July 1, 1990
Debran Rowland’s story last Sunday on addiction treatment at Brighton
Woods Treatment Center is well-done and welcome. It was marred only by a
misstatement or two, an undocumented "statistic" and one glaring error
of omission.
Speaking of adolescent addicts, Ms. Rowland states that "most of them
probably won’t make it in treatment, statistics say. What a dour prognosis!
It is also quite puzzling. When I was public relations director at the same
facility 10 years ago, our own-year followup records indicated that 75 percent
to 80 percent of former patients were maintaining sobriety when following prescribed
aftercare plans. What are these adolescents doing wrong today that dooms "most
of them" ? And while Ms. Rowland is correct in stating that some will use
again or end up in jail, I hastily agree that "more than a few" will
end up dead. In fact, without effective treatment, they will ALL end up
dead — one way or another — as a result of their addiction.
Bear in mind that alcohol abuse is confined to drunks.
A drunk is a person who can choose when and where and how much to drink — and
usually overdoes it. An alcoholic doesn’t have that choice. They always overdo
it. Their drinking pattern is one of compulsive-obsessive behavior due to a
disease typified by denial and relapse.
The American Medical Association
stated in 1956 at its Seattle
convention that alcoholism is indeed a treatable disease. Current research
confirms that it is biogenetic in origin.
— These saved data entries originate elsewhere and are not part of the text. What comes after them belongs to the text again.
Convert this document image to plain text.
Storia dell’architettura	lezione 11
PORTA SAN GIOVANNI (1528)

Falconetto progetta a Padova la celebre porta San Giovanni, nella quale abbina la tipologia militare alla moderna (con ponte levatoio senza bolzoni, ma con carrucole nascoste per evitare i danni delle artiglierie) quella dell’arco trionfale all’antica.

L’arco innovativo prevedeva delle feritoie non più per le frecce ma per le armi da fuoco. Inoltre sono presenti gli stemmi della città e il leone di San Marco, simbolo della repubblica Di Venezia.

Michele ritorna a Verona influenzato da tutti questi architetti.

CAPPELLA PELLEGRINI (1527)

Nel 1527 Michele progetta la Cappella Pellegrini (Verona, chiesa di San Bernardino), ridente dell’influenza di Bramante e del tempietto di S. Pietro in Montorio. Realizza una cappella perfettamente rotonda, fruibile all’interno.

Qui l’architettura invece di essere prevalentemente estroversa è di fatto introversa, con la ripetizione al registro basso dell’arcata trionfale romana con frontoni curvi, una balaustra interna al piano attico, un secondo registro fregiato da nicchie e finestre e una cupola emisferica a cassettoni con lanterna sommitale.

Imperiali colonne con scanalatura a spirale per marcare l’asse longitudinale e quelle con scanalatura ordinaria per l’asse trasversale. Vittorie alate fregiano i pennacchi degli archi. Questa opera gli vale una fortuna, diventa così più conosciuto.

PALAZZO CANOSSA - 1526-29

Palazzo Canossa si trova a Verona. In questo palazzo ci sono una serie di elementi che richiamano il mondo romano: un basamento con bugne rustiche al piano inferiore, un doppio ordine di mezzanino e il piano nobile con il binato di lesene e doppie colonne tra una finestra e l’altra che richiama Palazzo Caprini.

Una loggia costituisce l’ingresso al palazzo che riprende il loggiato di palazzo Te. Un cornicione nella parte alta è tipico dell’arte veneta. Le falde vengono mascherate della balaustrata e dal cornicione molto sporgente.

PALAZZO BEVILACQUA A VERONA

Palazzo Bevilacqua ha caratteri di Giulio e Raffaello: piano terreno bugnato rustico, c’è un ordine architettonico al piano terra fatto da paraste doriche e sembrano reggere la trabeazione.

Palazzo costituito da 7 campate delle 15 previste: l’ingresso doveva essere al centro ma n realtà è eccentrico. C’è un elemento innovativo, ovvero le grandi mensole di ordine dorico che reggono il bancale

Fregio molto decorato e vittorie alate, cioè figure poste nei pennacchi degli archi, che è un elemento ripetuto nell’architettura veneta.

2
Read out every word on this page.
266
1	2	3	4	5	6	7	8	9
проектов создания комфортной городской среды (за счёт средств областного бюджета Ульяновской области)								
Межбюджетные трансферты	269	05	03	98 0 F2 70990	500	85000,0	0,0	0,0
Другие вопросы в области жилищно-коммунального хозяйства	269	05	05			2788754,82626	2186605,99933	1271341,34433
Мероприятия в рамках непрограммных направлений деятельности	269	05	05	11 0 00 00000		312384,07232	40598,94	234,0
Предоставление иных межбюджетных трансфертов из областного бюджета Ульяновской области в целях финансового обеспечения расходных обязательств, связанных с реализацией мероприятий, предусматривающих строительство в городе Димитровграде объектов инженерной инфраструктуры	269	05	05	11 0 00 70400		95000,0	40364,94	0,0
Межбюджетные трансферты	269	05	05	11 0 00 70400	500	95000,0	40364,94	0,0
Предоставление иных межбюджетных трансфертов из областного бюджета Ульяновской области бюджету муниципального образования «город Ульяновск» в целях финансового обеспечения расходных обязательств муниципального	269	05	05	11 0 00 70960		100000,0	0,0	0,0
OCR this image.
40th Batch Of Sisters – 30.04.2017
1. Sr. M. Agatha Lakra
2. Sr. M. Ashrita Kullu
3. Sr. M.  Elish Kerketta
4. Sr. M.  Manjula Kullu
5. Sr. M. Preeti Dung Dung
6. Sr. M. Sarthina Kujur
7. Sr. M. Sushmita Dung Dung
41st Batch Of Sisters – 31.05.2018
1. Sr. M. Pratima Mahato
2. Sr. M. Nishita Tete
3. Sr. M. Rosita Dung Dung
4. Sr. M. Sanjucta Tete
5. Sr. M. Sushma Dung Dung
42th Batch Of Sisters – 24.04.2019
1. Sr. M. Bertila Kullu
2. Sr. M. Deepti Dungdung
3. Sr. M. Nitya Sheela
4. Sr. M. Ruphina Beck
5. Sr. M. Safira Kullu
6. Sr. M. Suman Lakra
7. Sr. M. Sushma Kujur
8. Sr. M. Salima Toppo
The article makes only a mere mention of Narcotics
Anonymous, then compounds the slight by not even mentioning its forebear
— Alcoholics Anonymous. Mentioning N.A. without mentioning A.A. is like writing
about America’s entry into World War II without mentioning Pearl Harbor.
Also, journalists — and their readers — should learn to distinguish between
"detoxification"
and "treatment."
The detox unit of a treatment center is considered nothing more than the emergency
room leading to the treatment procedure. The word detoxification comes from
the Greek and simply means "to take the poison out."
Alcoholism
is a disease. It cannot be cured but it can be treated successfully. And
its deadly toll will not be reversed significantly until we begin to reverse
the mountain of myths, misinformation and "statistics" which abound
in this otherwise enlightened and liberal age.